Establishment of Community Youth Support Centers

One of the priority Youth Agency Collaboration innovations is creating small, community-based 24/7 crisis intervention, intake, and holistic wellbeing and life skills assessment services that are co-located with resource hubs for youth across Edmonton. This would eliminate many of the immediate gaps for youth in crisis in ensuring that any young person would have a save place to get help in their community and not be turned away.


24/7 Help (In communities where youth live)

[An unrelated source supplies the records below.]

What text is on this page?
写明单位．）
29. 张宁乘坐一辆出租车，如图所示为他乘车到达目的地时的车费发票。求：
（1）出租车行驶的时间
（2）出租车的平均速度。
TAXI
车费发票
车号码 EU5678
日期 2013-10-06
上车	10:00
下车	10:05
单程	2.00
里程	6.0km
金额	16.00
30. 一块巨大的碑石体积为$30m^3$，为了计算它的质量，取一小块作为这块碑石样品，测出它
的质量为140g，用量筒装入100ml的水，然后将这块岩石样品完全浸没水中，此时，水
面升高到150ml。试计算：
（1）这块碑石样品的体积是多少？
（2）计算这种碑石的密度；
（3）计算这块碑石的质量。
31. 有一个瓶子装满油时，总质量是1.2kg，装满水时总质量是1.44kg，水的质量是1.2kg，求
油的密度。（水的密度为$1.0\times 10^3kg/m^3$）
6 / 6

  • Crisis identification, diversion, triage, de-escalation, and stabilization
  • Emergency and reserved beds (ideally 12 or fewer)
  • Holistic wellbeing and life skills assessment and entry into the Youth Agency Collaboration connected communities of care


Resource and services hub (Monday-Friday)

  • Onsite medical clinic
  • Onsite mental health support
  • Housing connections
  • Cultural and identity supports
  • Employment and education connections
  • Programming and recreation


Currently, YESS is demonstrating the first Community Youth Support Centre. Because the need is so great and the strategy is so compelling, we have leaned in to creating the first site to demonstrate and evaluate the coordinated intake and holistic assessment components. In June 2023, YESS consolidated all of our existing programming, recreation, mental health, and primary medical care into the Whyte Avenue location, alongside our 24/7 access to emergency beds and crisis intervention. Our intent is to address the immediate need we are seeing for youth in crisis and build a strong evaluation model for the Community Youth Support Centre that is scalable and repeatable across the city and potentially across the province.